Мистер Фокс, как всегда изображавший из себя джентльмена, вежливо встал, но Бичер просто откинулся в кресле, мрачно пожевывая сигару.
– А вот и она, великанша Бринт собственной персоной, – нагловато заявил он. – Кстати, хорошо, что ты привела ребенка, дорогуша. Это мисс Элис Куик, частный детектив из…
– Англии, – закончила незнакомка, с любопытством поглядывавшая на Марлоу.
– С отдаленных островов прекраснейшей Англии. Мисс Куик как раз рассуждала о том, что тут легко совершить ошибку, не так ли? Ну да, спутать одного похищенного мальчишку с другим.
– Я не говорила слова «похищенный», – тихо сказала женщина.
Бринт медлила, изучая их лица и давая глазам привыкнуть. Затем повернулась к хозяину:
– Мистер Фокс, прошу, объясните, в чем дело.
– Дело в мальчике, мисс Бринт. В вашем Марлоу. Поправьте меня, если я не прав, но, насколько мне известно, он не приходится вам кровным родственником.

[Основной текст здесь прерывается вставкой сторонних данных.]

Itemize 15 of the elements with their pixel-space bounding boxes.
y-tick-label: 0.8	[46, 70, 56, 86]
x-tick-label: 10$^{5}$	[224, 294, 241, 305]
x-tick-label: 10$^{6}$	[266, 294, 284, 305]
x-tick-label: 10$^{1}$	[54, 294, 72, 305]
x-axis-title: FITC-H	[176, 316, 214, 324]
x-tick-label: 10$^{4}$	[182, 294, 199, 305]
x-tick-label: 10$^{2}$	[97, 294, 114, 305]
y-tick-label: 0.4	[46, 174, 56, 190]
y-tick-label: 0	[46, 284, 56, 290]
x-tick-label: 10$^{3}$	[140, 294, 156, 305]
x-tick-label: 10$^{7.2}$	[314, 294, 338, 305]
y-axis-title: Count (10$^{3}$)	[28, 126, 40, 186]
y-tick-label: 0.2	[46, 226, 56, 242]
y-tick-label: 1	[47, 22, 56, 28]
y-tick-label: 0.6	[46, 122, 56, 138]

Бринт ничего не ответила, и мистер Фокс, словно извиняясь, прочистил горло.
– Прошу вас, садитесь. Я уверен, вам всё сейчас объяснят. Привет, сынок.
Марлоу молча оглядывался по сторонам.
В палатке, освещаемой только одним старинным фонарем, стоявшим на углу стола, было тесно. Бринт вдруг подумала, что она может просто схватить Марлоу и выйти, и никому из находящихся в кабинете не удастся ее остановить, даже этой женщине, так называемому детективу. Она помнила, что Элиза впуталась в Англии в какую-то дурную историю, но не хотелось выяснять, есть ли между теми событиями и нынешним визитом незнакомки какая-то связь.
– На самом деле его зовут Стивен Халлидэй, – сказала женщина, мисс Куик, с подозрением поглядев на Марлоу, который прижимался к руке Бринт, а затем снова на великаншу. – Может, ему пока что лучше побыть снаружи? Ради его же собственного блага.